Julie Lallouët Geffroy : Exactement mais en fait, c'est encore la différence entre la théorie et la pratique. Si c'est plus gros, c'est plus contrôlé mais s'il y a un accident, ce sera un gros accident. Donc ça pose des questions au niveau des contrôles. Et puis ça pose la question de la dimension de la fameuse marmite. Parce que quand on est sur une petite marmite, on fait venir sur son exploitation les effluents de son élevage et les déchets de ses cultures et pourquoi pas des cultures dédiées à la méthanisation comme le maïs. Mais si je fais une grosse marmite, il faut la remplir en permanence toute l'année. Du coup, je vais chercher les déchets chez mes voisins ou ailleurs, en prenant par exemple des déchets des abattoirs. Et donc, plus on va chercher loin, plus il faut du volume et plus on multiplie les risques, tout simplement.
Les céréales, source d'alimentation mais aussi... de méthane

France Bleu Armorique : Une partie de l'enquête est consacrée à l'enjeu énergétique. En pleine crise de l'énergie, ces méthaniseurs peuvent se transformer en mine d'or et devenir des unités de production de gaz, rachetée ensuite par des industriels de l'énergie. Comment est-ce qu'on en arrive là ?

Julie Lallouët Geffroy : C'est effectivement la question de la taille et du volume. Qui peut investir 5 millions d'euros ? Quel producteur de lait ou de porc qui fait face aux aléas du prix ? Il faut avoir les reins solides. Alors on va commencer à regarder la mécanisation autrement. Est-ce qu'on regarde la méthanisation comme un complément qui va s'insérer dans le modèle d'exploitation d'une ferme ? Ou est ce qu'on va d'abord produire de l'énergie ? Et dans ce cas-là, ces fameuses matières organiques, végétales ou animales qu'on va mettre dans la mécanisation, on les regarde complètement autrement. Les déchets animaux comme le lisier et le fumier dégagent assez peu de méthane. En revanche, les cultures en dégagent beaucoup plus et le maïs est plus rentable.
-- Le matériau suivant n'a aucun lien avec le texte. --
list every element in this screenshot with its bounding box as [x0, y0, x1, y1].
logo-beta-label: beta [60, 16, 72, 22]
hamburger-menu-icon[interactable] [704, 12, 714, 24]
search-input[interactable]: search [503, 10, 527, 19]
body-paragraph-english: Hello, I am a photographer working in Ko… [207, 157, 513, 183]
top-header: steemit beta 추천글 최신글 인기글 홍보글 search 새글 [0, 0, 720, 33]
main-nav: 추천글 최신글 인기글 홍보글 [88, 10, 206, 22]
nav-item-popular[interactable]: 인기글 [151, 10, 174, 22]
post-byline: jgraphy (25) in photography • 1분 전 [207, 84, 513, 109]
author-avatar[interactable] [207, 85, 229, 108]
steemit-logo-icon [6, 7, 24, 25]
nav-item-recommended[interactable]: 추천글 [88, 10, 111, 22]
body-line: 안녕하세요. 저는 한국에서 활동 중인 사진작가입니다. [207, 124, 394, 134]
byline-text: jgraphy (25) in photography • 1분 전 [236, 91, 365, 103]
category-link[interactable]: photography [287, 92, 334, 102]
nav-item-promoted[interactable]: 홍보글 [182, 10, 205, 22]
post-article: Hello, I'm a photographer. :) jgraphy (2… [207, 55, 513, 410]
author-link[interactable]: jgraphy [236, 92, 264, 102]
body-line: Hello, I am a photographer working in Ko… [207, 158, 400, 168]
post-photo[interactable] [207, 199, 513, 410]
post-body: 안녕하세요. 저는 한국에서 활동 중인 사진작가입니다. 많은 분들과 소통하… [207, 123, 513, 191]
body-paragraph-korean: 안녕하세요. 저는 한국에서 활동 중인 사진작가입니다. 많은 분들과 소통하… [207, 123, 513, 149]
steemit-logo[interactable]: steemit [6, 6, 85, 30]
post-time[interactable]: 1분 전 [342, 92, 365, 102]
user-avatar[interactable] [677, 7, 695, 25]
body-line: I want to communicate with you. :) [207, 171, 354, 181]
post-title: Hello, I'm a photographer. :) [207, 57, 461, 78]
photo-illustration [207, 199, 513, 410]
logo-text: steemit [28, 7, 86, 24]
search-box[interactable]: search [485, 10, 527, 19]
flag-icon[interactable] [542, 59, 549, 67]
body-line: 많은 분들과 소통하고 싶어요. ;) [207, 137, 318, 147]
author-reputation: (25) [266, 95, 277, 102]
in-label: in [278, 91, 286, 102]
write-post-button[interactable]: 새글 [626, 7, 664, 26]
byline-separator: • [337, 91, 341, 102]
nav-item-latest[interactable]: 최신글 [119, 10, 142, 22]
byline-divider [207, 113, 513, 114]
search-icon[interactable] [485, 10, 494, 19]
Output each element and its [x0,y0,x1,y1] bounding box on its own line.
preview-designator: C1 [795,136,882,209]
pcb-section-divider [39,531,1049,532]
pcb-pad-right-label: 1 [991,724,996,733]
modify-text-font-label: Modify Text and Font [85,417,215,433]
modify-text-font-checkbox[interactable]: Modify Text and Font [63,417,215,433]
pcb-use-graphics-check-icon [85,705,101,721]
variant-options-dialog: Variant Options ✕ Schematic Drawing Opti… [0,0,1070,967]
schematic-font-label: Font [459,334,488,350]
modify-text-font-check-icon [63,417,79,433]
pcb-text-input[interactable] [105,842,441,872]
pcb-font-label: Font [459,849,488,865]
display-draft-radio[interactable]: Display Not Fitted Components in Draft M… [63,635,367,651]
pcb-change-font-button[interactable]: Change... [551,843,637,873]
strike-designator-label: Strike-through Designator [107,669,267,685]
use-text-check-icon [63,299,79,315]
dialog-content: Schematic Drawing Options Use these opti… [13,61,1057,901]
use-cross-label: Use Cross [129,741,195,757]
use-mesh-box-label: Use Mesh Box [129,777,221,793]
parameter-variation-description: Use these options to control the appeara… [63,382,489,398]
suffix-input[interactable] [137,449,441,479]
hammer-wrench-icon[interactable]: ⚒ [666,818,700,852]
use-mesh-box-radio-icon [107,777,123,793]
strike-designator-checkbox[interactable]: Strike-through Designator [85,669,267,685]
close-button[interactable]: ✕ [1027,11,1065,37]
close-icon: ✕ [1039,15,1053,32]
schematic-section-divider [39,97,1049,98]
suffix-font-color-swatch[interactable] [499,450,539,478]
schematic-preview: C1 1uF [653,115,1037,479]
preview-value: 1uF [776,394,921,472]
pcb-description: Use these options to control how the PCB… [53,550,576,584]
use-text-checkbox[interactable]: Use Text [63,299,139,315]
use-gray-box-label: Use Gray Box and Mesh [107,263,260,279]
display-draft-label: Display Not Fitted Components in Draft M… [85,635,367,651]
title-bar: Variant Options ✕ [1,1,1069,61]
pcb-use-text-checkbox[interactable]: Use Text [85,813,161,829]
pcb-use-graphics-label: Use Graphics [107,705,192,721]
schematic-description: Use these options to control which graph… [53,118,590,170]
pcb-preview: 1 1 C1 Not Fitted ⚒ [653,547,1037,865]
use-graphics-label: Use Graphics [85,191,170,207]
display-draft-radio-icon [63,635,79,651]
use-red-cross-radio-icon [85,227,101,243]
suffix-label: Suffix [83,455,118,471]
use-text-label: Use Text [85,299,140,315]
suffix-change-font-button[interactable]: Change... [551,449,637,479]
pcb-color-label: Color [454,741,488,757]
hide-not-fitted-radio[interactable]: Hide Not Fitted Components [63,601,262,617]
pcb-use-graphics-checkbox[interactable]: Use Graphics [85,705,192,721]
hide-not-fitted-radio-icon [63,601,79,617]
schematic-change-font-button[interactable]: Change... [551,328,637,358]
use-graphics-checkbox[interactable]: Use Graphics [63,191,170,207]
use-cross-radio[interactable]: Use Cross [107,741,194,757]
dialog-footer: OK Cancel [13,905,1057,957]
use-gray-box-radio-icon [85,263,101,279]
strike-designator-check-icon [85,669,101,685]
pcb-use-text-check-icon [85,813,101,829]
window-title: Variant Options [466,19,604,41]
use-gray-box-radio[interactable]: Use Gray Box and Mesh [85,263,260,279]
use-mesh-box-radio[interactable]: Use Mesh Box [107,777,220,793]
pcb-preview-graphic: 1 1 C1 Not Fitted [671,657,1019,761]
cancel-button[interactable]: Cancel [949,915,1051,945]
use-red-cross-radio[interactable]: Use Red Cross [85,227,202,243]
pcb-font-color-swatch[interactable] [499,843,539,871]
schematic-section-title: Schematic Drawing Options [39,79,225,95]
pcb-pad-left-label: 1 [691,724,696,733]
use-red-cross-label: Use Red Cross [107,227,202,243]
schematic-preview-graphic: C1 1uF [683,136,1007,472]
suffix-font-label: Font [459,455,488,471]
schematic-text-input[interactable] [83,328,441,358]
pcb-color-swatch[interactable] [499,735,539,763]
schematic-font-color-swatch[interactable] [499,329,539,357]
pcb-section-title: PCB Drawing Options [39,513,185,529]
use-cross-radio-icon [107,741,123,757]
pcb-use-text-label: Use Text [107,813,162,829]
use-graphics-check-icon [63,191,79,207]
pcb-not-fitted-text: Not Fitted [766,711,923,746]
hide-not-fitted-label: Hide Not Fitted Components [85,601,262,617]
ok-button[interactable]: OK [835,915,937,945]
Dans ce cas là, on va regarder les déchets d'abord pour leur potentiel, leur capacité à dégager du méthane donc on va produire plein de céréales pour faire plein de méthane.

France Bleu Armorique : Et ce sont des céréales qui ne vont pas être utilisées pour l'alimentation du bétail ou pour l'alimentation humaine...

Julie Lallouët Geffroy : C'est exactement ce qui est en train de se passer en ce moment avec la sécheresse.

Là, par exemple, on a de la concurrence sur le maïs qui permet à la fois de nourrir les animaux et de faire du méthane.

La concurrence fait que le prix du maïs est en train de monter.